The 2001 Neutral theory by Stephen P. Hubbell attempts to model biodiversity through a migration-speciation-extinction balance, rather through selection. It assumes that all members within a guild are inherently the same, and that changes in population density are a result of random births and deaths. Particular species are lost stochastically through a random walk process, but species richness is maintained via speciation or external migration. Neutral theory can be seen as a particular case of coexistence theory: it represents an environment where stabilizing mechanisms are absent (i.e., $A = 0$), and there are no differences in average fitness (i.e., $k_i - \hat{k} = 0$ for all species).

It has been hotly debated how close real communities are to neutrality. Few studies have attempted to measure fitness differences and stabilizing mechanisms in plant communities, for example in 2009 or in 2015 These communities appear to be far from neutral, and in some cases, stabilizing effects greatly outweigh fitness differences.

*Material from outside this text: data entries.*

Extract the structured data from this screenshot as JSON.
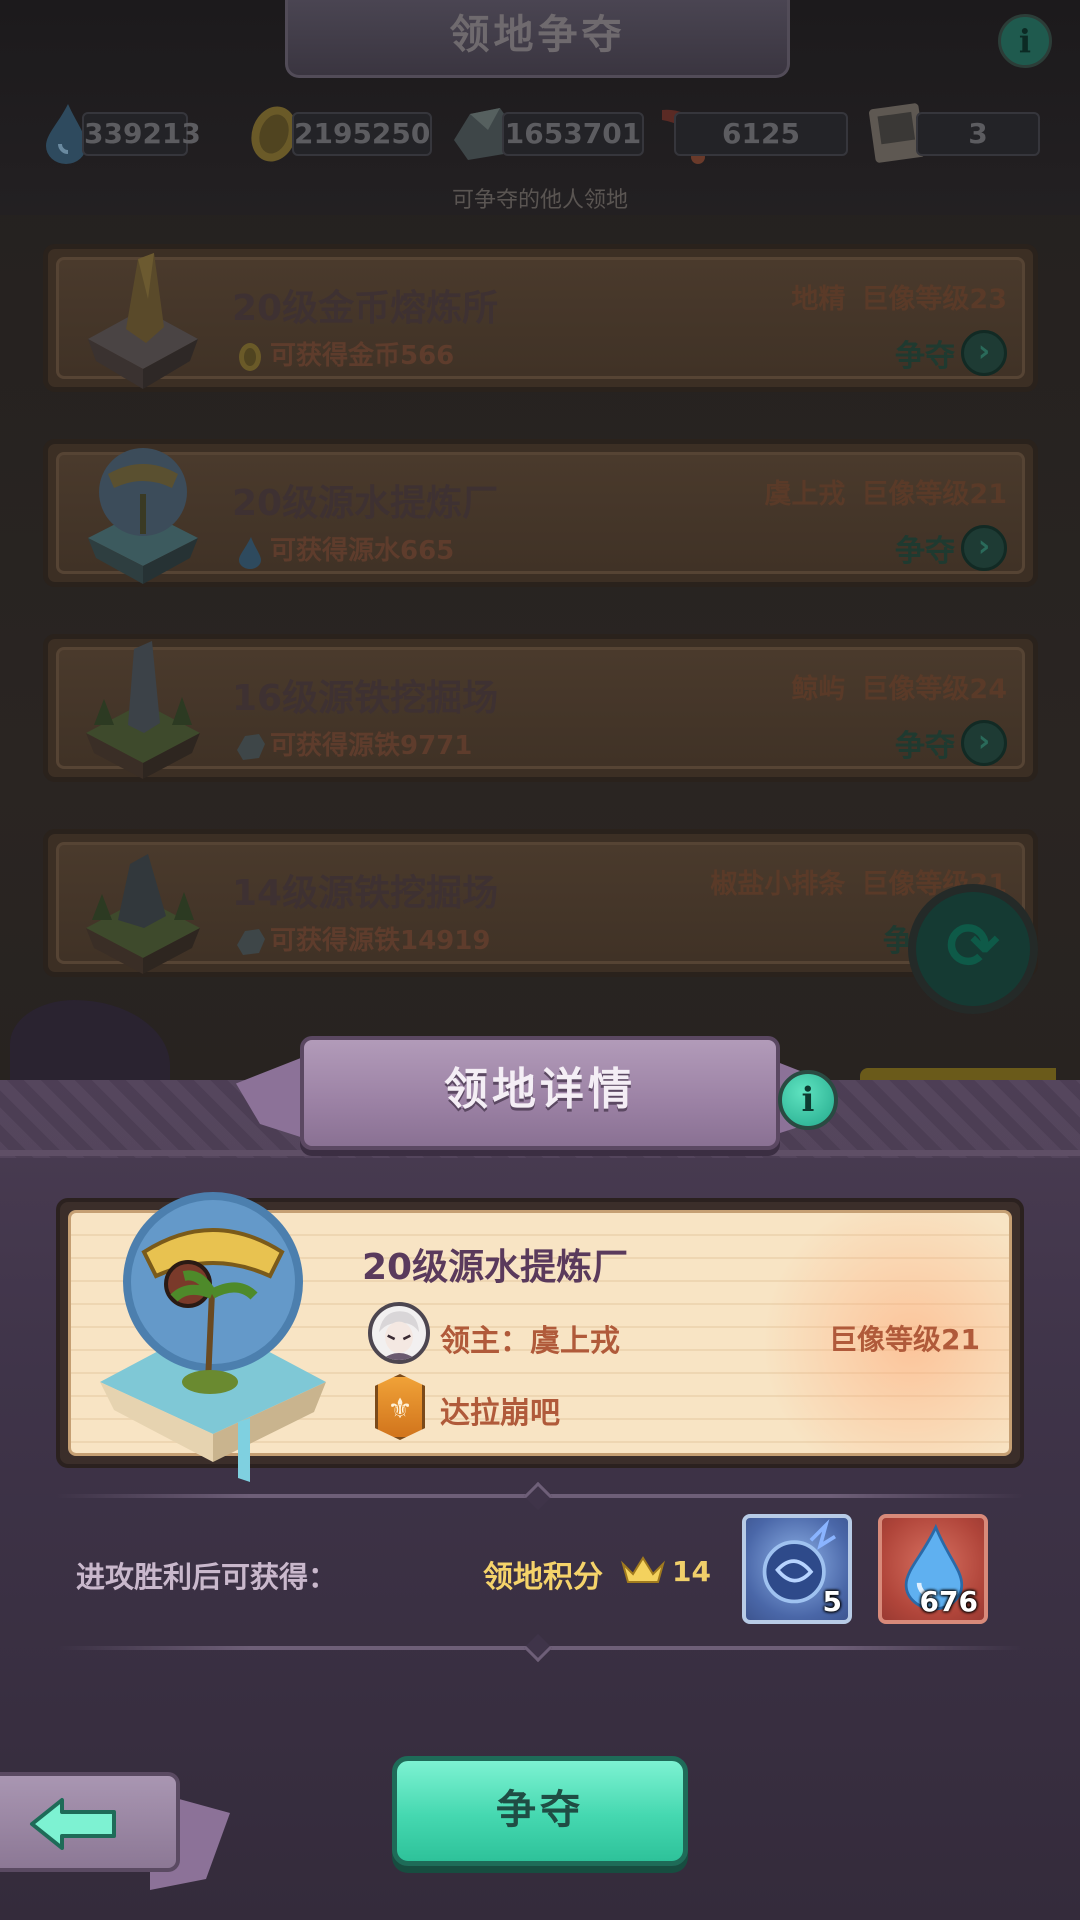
{
  "screen": {
    "title": "领地争夺",
    "info_icon": "info-icon",
    "subtitle": "可争夺的他人领地"
  },
  "resources": [
    {
      "icon": "water-drop-icon",
      "value": "339213"
    },
    {
      "icon": "gold-coin-icon",
      "value": "2195250"
    },
    {
      "icon": "iron-ore-icon",
      "value": "1653701"
    },
    {
      "icon": "horn-icon",
      "value": "6125"
    },
    {
      "icon": "challenge-ticket-icon",
      "value": "3"
    }
  ],
  "territories": [
    {
      "title": "20级金币熔炼所",
      "reward_icon": "gold-coin-icon",
      "reward": "可获得金币566",
      "owner": "地精",
      "colossus": "巨像等级23",
      "action": "争夺"
    },
    {
      "title": "20级源水提炼厂",
      "reward_icon": "water-drop-icon",
      "reward": "可获得源水665",
      "owner": "虞上戎",
      "colossus": "巨像等级21",
      "action": "争夺"
    },
    {
      "title": "16级源铁挖掘场",
      "reward_icon": "iron-ore-icon",
      "reward": "可获得源铁9771",
      "owner": "鲸屿",
      "colossus": "巨像等级24",
      "action": "争夺"
    },
    {
      "title": "14级源铁挖掘场",
      "reward_icon": "iron-ore-icon",
      "reward": "可获得源铁14919",
      "owner": "椒盐小排条",
      "colossus": "巨像等级21",
      "action": "争"
    }
  ],
  "detail": {
    "header": "领地详情",
    "title": "20级源水提炼厂",
    "lord": "领主：虞上戎",
    "colossus": "巨像等级21",
    "guild": "达拉崩吧",
    "reward_label": "进攻胜利后可获得：",
    "score_label": "领地积分",
    "score_value": "14",
    "items": [
      {
        "icon": "blue-orb-icon",
        "count": "5"
      },
      {
        "icon": "water-drop-icon",
        "count": "676"
      }
    ],
    "claim_button": "争夺"
  },
  "colors": {
    "accent_teal": "#45d8b0",
    "panel_purple": "#3f3449",
    "gold_text": "#f5d36a",
    "card_cream": "#f8e4c4"
  }
}
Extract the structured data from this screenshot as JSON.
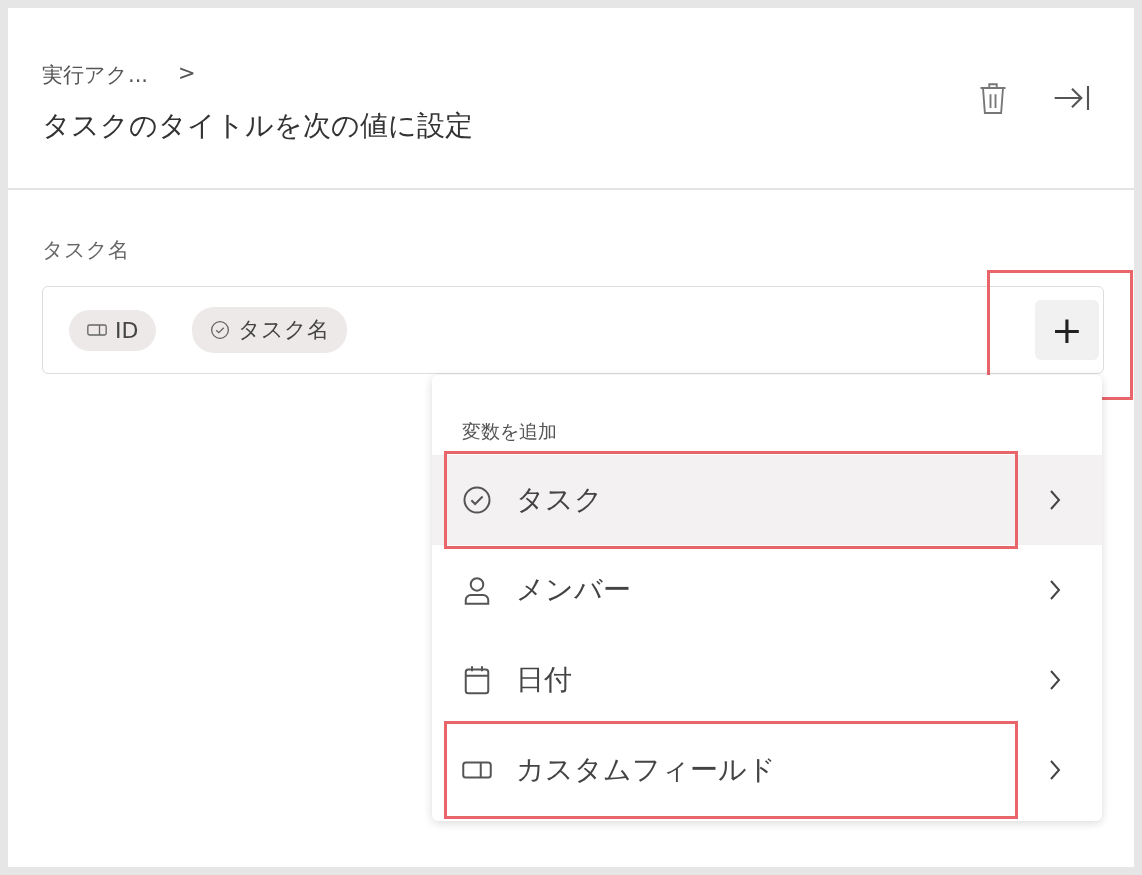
{
  "header": {
    "breadcrumb": "実行アク...",
    "breadcrumb_separator": ">",
    "title": "タスクのタイトルを次の値に設定"
  },
  "field": {
    "label": "タスク名",
    "chips": [
      {
        "kind": "tag",
        "label": "ID"
      },
      {
        "kind": "check",
        "label": "タスク名"
      }
    ],
    "add_button": {
      "label": "+",
      "highlighted": true
    }
  },
  "menu": {
    "header": "変数を追加",
    "items": [
      {
        "kind": "check",
        "label": "タスク",
        "selected": true,
        "highlighted": true
      },
      {
        "kind": "person",
        "label": "メンバー",
        "selected": false,
        "highlighted": false
      },
      {
        "kind": "calendar",
        "label": "日付",
        "selected": false,
        "highlighted": false
      },
      {
        "kind": "tag",
        "label": "カスタムフィールド",
        "selected": false,
        "highlighted": true
      }
    ]
  }
}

==Cultural coexistence theory==

Cultural Coexistence Theory (CCT), also called Social-ecological Coexistence Theory, expands on coexistence theory to explain how groups of people with shared interests in natural resources (e.g., a fishery) can come to coexist sustainably. Cultural Coexistence Theory draws on work by anthropologists such as Frederik Barth and John Bennett, both of whom studied the interactions among culture groups on shared landscapes. In addition to the core ecological concepts described above, which CCT summarizes as limited similarity, limited competition, and resilience, CCT argues the following features are essential for cultural coexistence:

1. Adaptability describes the ability of people to respond to change or surprise. It is essential to CCT because it helps capture the importance of human agency.
2. Pluralism describes where people value cultural diversity and recognize the fundamental rights of people not like them to live in the same places and access shared resources.
3. Equity as used in CCT describes whether social institutions exist that ensure that people's basic human rights, including the ability to meet basic needs, are protected, and whether people are protected from being marginalized in society.

Cultural Coexistence Theory fits in under the broader area of sustainability science, common pool resources theory, and conflict theory.